"Make me feel good" seems to be the implied message. Or "why are you not impressed with my awesomeness?" and "How dare you have a different perception, opinion or feeling than I do?"
Thanks, Amber. I think the first two quotes are pretty apt, for that jungle week when he just let loose with ego, insecurity and obsession with his own feelings...about Costa Rica, the house as symbolic of it all for him, his accomplishment in designing and building it, blah and blah. There's lots of loss and dislocation and unrootedness that it's all about. The third thing doesn't apply really, because fundamentally M does respect me. My mind.
What happened today was that the T was brilliantly present and observant as ever, and stopped M every time he'd either interrupt or contradict something I'd just said. He spelled out to M his habit of eloquently replying to me, Oh yes, I understand this,
but...or
however...and then "rewriting" what I said to fit his own narrative. (How wonderful our relationship is, how much he loves me, etc.) He also talks a lot saying "we this" and "we that" and the T stopped that too.
It was very perceptive and really kind of remarkable. The thing that makes me feel better is that M is genuinely humble and receptive in therapy. We even talked about an aborted intimate encounter when I felt completely unheard in a way that made me just give up. Anyway, I held nothing back. I described every detail of the experience from my perspective and it was a huge relief to do that with the counselor. M was distressed to hear it but he heard it.

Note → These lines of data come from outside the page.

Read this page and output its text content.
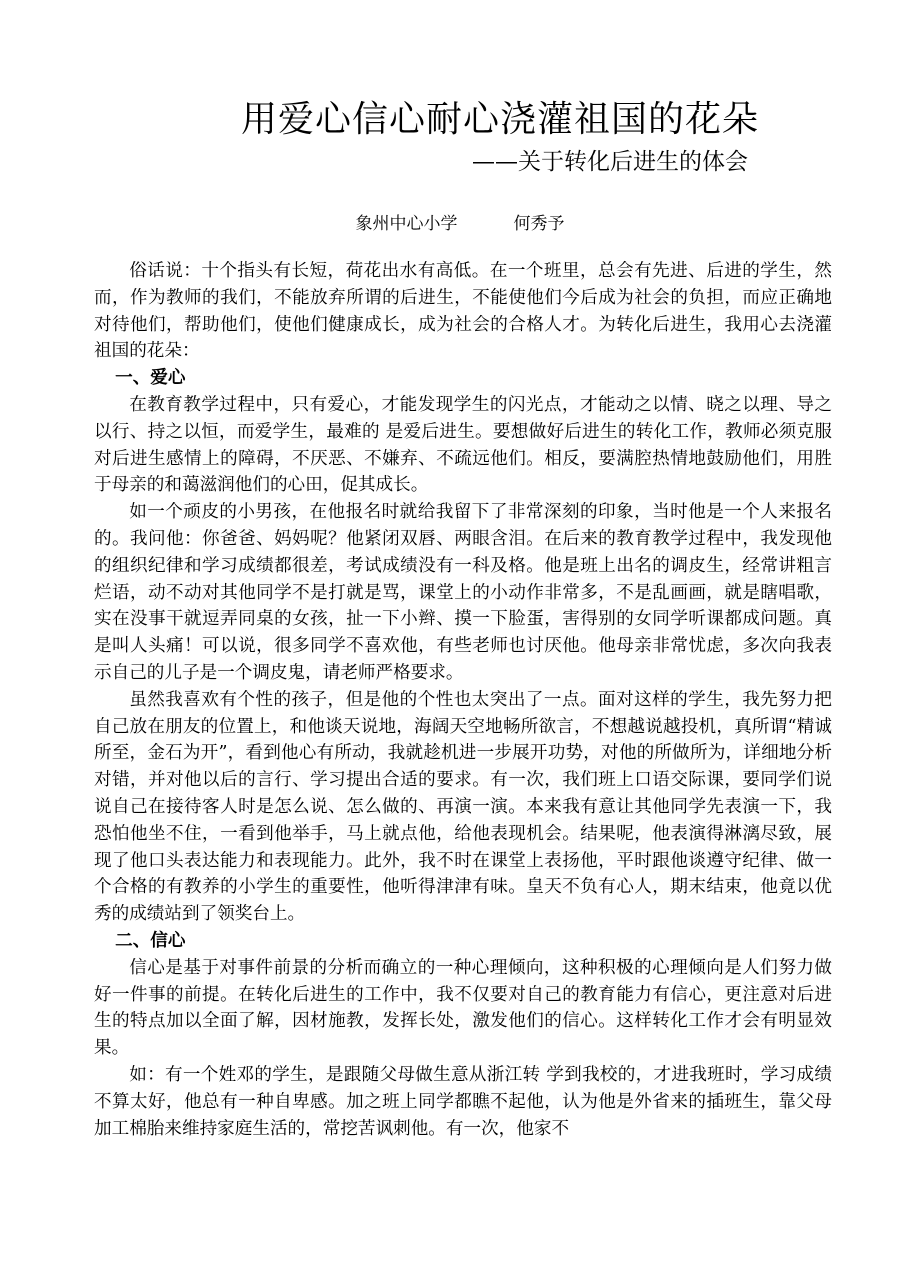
用爱心信心耐心浇灌祖国的花朵
——关于转化后进生的体会
象州中心小学	何秀予

俗话说：十个指头有长短，荷花出水有高低。在一个班里，总会有先进、后进的学生，然而，作为教师的我们，不能放弃所谓的后进生，不能使他们今后成为社会的负担，而应正确地对待他们，帮助他们，使他们健康成长，成为社会的合格人才。为转化后进生，我用心去浇灌祖国的花朵：

一、爱心

在教育教学过程中，只有爱心，才能发现学生的闪光点，才能动之以情、晓之以理、导之以行、持之以恒，而爱学生，最难的 是爱后进生。要想做好后进生的转化工作，教师必须克服对后进生感情上的障碍，不厌恶、不嫌弃、不疏远他们。相反，要满腔热情地鼓励他们，用胜于母亲的和蔼滋润他们的心田，促其成长。

如一个顽皮的小男孩，在他报名时就给我留下了非常深刻的印象，当时他是一个人来报名的。我问他：你爸爸、妈妈呢？他紧闭双唇、两眼含泪。在后来的教育教学过程中，我发现他的组织纪律和学习成绩都很差，考试成绩没有一科及格。他是班上出名的调皮生，经常讲粗言烂语，动不动对其他同学不是打就是骂，课堂上的小动作非常多，不是乱画画，就是瞎唱歌，实在没事干就逗弄同桌的女孩，扯一下小辫、摸一下脸蛋，害得别的女同学听课都成问题。真是叫人头痛！可以说，很多同学不喜欢他，有些老师也讨厌他。他母亲非常忧虑，多次向我表示自己的儿子是一个调皮鬼，请老师严格要求。

虽然我喜欢有个性的孩子，但是他的个性也太突出了一点。面对这样的学生，我先努力把自己放在朋友的位置上，和他谈天说地，海阔天空地畅所欲言，不想越说越投机，真所谓“精诚所至，金石为开”，看到他心有所动，我就趁机进一步展开功势，对他的所做所为，详细地分析对错，并对他以后的言行、学习提出合适的要求。有一次，我们班上口语交际课，要同学们说说自己在接待客人时是怎么说、怎么做的、再演一演。本来我有意让其他同学先表演一下，我恐怕他坐不住，一看到他举手，马上就点他，给他表现机会。结果呢，他表演得淋漓尽致，展现了他口头表达能力和表现能力。此外，我不时在课堂上表扬他，平时跟他谈遵守纪律、做一个合格的有教养的小学生的重要性，他听得津津有味。皇天不负有心人，期末结束，他竟以优秀的成绩站到了领奖台上。

二、信心

信心是基于对事件前景的分析而确立的一种心理倾向，这种积极的心理倾向是人们努力做好一件事的前提。在转化后进生的工作中，我不仅要对自己的教育能力有信心，更注意对后进生的特点加以全面了解，因材施教，发挥长处，激发他们的信心。这样转化工作才会有明显效果。

如：有一个姓邓的学生，是跟随父母做生意从浙江转 学到我校的，才进我班时，学习成绩不算太好，他总有一种自卑感。加之班上同学都瞧不起他，认为他是外省来的插班生，靠父母加工棉胎来维持家庭生活的，常挖苦讽刺他。有一次，他家不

More significantly, I described exactly how I'd felt at the jungle house and during different times during the trip. M had written me an email saying, "The last 17 days were completely wonderful." It struck me as a wonderful condensation of the pattern and the T totally got it. I said there were 4 or 5 days of it that were the opposite of wonderful to me, how vulnerable and isolated I felt and how much I'd disliked M at the time for being so self absorbed.
I literally think when M is almost incantatorily talking nonstop (his form of self soothing, I think), he actually has no idea about my distress level. He's not trying to be cruel but doesn't realize how he's not making an empathic connection, but staying cerebral. The T got it too but didn't blame or criticize M; he's just working to help him see it. He advised him his professoritis is not working for him and that for him to get the commitment he wants from me, he is going to have to be the student, not the teacher. M agreed with him, agreed with all of it.

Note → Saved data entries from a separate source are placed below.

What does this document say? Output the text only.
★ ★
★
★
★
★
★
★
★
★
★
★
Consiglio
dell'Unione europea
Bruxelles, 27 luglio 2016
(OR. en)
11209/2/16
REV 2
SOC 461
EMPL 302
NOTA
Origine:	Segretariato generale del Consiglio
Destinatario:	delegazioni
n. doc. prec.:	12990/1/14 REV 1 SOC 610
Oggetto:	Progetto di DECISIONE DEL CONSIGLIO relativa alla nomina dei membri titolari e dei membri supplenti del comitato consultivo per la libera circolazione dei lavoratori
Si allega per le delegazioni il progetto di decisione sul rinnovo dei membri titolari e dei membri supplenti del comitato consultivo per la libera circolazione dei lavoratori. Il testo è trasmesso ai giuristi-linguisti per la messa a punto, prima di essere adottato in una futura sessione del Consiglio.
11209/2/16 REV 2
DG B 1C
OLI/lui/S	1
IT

We are both colossally impressed with the T, and M is not aggressive or defensive at all in the sessions. He seems hugely motivated to make it work. I'm not saying I assume or am positive it will, just that M's attitude in therapy is amazingly open and receptive, in my view. (I've been in therapy with an ex who made it very obvious that he had contempt for both me and T, and we divorced. M's behavior is the opposite.)
M also pointed out that except for a couple of months after his divorce, he's never been in therapy before and I'm "way ahead of him." I thought that was fair (I've spent decades in therapy) and the T said, all the more reason you need to be listening to her. He also described me to M as being very concerned with how others are feeling and that he wanted me to be more responsive in the moment when M goes into his obliviousness.
All in all, it was a huge relief to have the T express in front of M that he clearly got how vulnerable I was feeling during the trip, and he'd ask M, did you notice how she was feeling in this moment or that one? And M's responses showed M himself that he had missed it. That was validating.
I don't think it's malice or hidden horrors. I just think he's lived in his brain for a very long time, and in different cultures from me, and with different kinds of women (never an American), and has an oversized ego (insecurity) and he says over and over that I am different from any woman he's ever known, etc etc. He enumerates why and he really means it. But, his lists of compliments don't fix things for me --I want empathy, not a list of assets, and the T totally gets this. Whew.
And...we do love each other. I don't doubt his sincerity, at all. If he continues with me in this process, I think it's worth it for both of us, no matter what the final outcome is. He seems deeply committed to it and also seems to have huge respect for the T. I've never seen him react to another man that way, have only seen him with his peers/academic colleagues, when they're jousting.
All in all, I feel better. I see the cardiologist tomorrow and am anxious about that, but if it's a reassuring visit I know I'll be feeling way better this time tomorrow night.